O meu pai, para quem fui nomeado, era engenheiro eléctrico e tinha vindo para Bluefield para trabalhar para a companhia de electricidade que era e é a Companhia Apalachian Electric Power. Ele era um veterano da 1ª Guerra Mundial e tinha servido na França como tenente nos serviços de abastecimento e, consequentemente, não tinha estado na linha da frente de combate na guerra. Ele era originalmente do Texas e tinha obtido seu bacharelado em engenharia elétrica pela Texas Agricultural and Mechanical (Texas A. and M.).

Minha mãe, originalmente Margaret Virginia Martin, mas chamada Virginia, também nasceu em Bluefield. Ela tinha estudado na Universidade de West Virginia e foi professora antes do casamento, ensinando inglês e às vezes latim. Mas a vida posterior da minha mãe foi consideravelmente afectada por uma perda parcial de audição resultante de uma infecção de escarlatina que surgiu na altura em que ela era estudante na WVU.
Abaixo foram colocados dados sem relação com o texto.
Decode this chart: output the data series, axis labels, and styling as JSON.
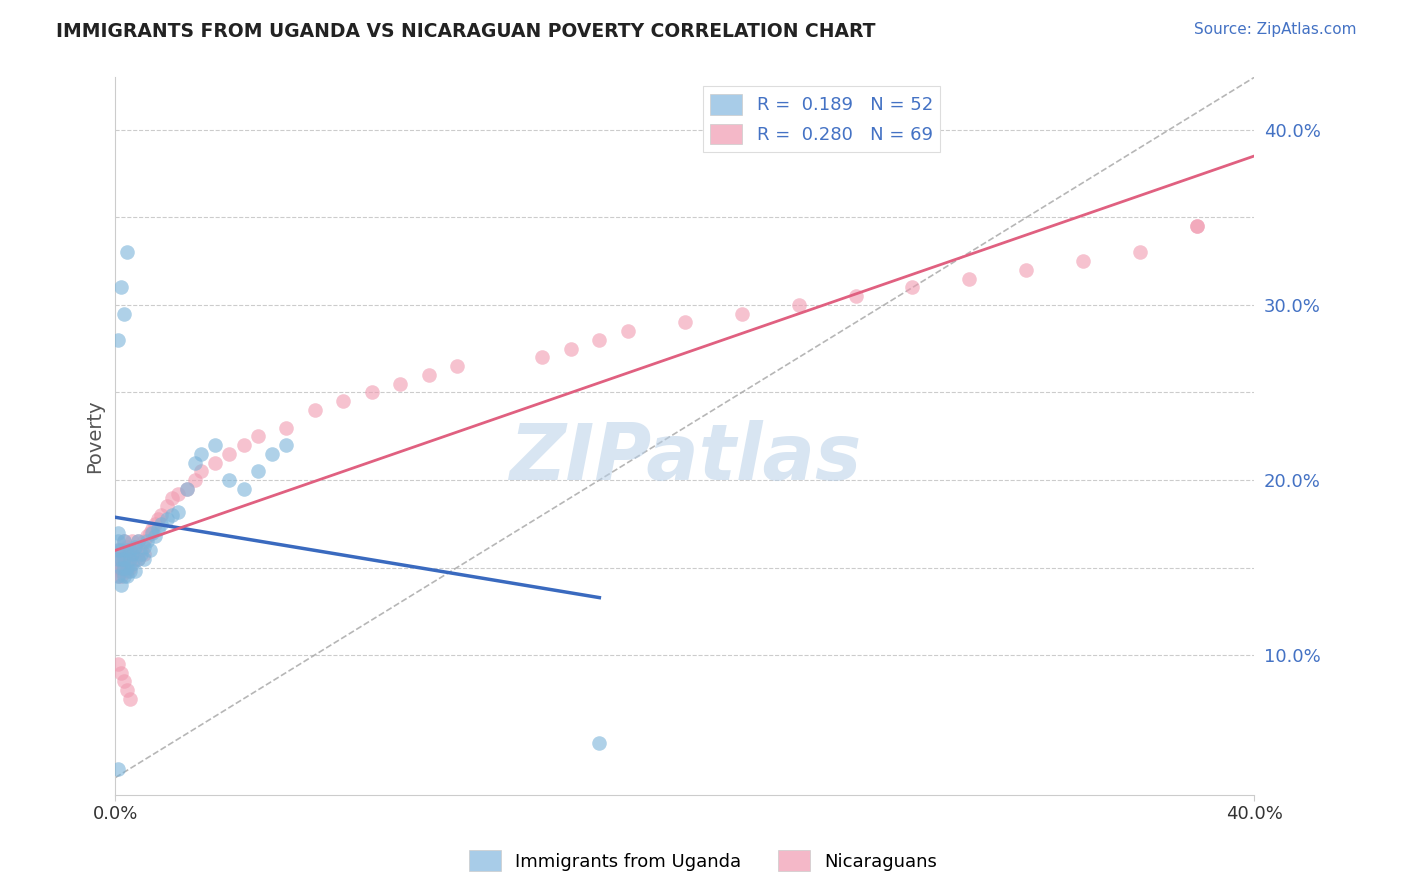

Os seus pais tinham vindo como casal para Bluefield das suas casas originais na Carolina do Norte ocidental. O seu pai, Dr. James Everett Martin, tinha-se preparado como médico na Universidade de Maryland em Baltimore e veio para Bluefield, que estava então a expandir-se rapidamente na população, para começar a sua clínica. Mas nos seus últimos anos, o Dr. Martin tornou-se mais um investidor imobiliário e deixou a prática médica atual. Nunca vi o meu avô porque ele tinha morrido antes de eu nascer, mas tenho boas recordações da minha avó e de como ela conseguia tocar piano na casa antiga que se situava centralmente em Bluefield.
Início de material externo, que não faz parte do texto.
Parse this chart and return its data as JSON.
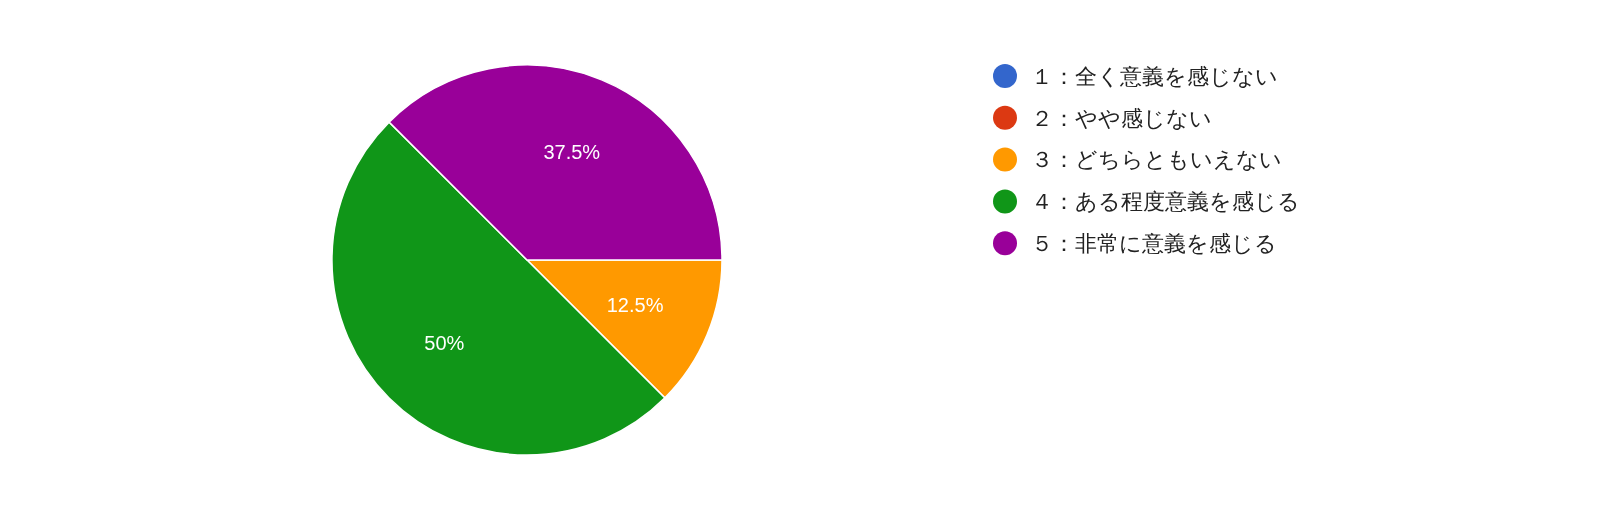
{
  "chart_data": {
    "type": "pie",
    "categories": [
      "１：全く意義を感じない",
      "２：やや感じない",
      "３：どちらともいえない",
      "４：ある程度意義を感じる",
      "５：非常に意義を感じる"
    ],
    "values": [
      0,
      0,
      12.5,
      50,
      37.5
    ],
    "colors": [
      "#3366cc",
      "#dc3912",
      "#ff9900",
      "#109618",
      "#990099"
    ],
    "value_labels": [
      null,
      null,
      "12.5%",
      "50%",
      "37.5%"
    ],
    "legend": "right"
  }
}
Uma irmã, Martha, nasceu cerca de dois anos e meio depois de mim, a 16 de Novembro de 1930.

Fui para as escolas normais de Bluefield, mas também para um infantário antes de começar a frequentar a escola primária. E meus pais forneceram uma enciclopédia, Compton’s Pictured Encyclopedia, com a qual eu aprendi muito lendo-a quando criança. E também havia outros livros disponíveis em nossa casa ou na casa dos avós que eram de valor educativo.
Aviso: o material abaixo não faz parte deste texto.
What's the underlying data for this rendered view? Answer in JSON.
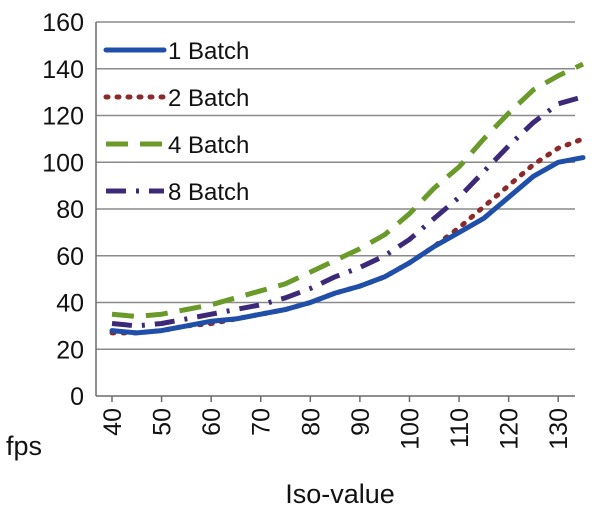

Bluefield, uma pequena cidade em uma localização geográfica relativamente remota nos Apalaches, não era uma comunidade de estudiosos ou de alta tecnologia. Era um centro de homens de negócios, advogados, etc. que devia sua existência à ferrovia e aos ricos campos de carvão próximos da Virgínia Ocidental e da Virgínia Ocidental. Assim, do ponto de vista intelectual, oferecia o tipo de desafio que se tinha de aprender com o conhecimento do mundo e não com o conhecimento da comunidade imediata.

No tempo em que eu era estudante no ensino médio eu estava lendo o clássico “Homens de Matemática” de E.T. Bell e lembro-me de ter conseguido provar o clássico teorema de Fermat sobre um inteiro multiplicado por si mesmo p vezes em que p é um prime.

Eu também fiz experiências elétricas e químicas naquela época. No início, quando me pediram na escola para preparar um ensaio sobre a minha carreira, preparei um sobre uma carreira como engenheiro elétrico, como o meu pai. Mais tarde, quando entrei na Carnegie Tech. em Pittsburgh, entrei como estudante com a especialização em engenharia química.

Ponderando as circunstâncias dos meus estudos na Carnegie (agora Carnegie Mellon U.), tive a sorte de estar lá com uma bolsa de estudos completa, chamada de George Westinghouse Scholarship. Mas depois de um semestre como estudante de química reagi negativamente à regimentação de cursos como desenho mecânico e passei para a química. Mas novamente, depois de continuar em química por um tempo, encontrei dificuldades com a análise quantitativa, onde não era uma questão de como se podia pensar e entender ou aprender fatos, mas de como se podia lidar bem com uma pipeta e realizar uma titulação no laboratório. Também a faculdade de matemática estava me encorajando a mudar para a matemática como minha especialidade e me explicando que não era quase impossível fazer uma boa carreira na América como matemático. Então eu mudei novamente e me tornei oficialmente um estudante de Matemática. E no final eu tinha aprendido e progredido tanto em matemática que eles me deram um M. S. além do meu B. S. quando me formei.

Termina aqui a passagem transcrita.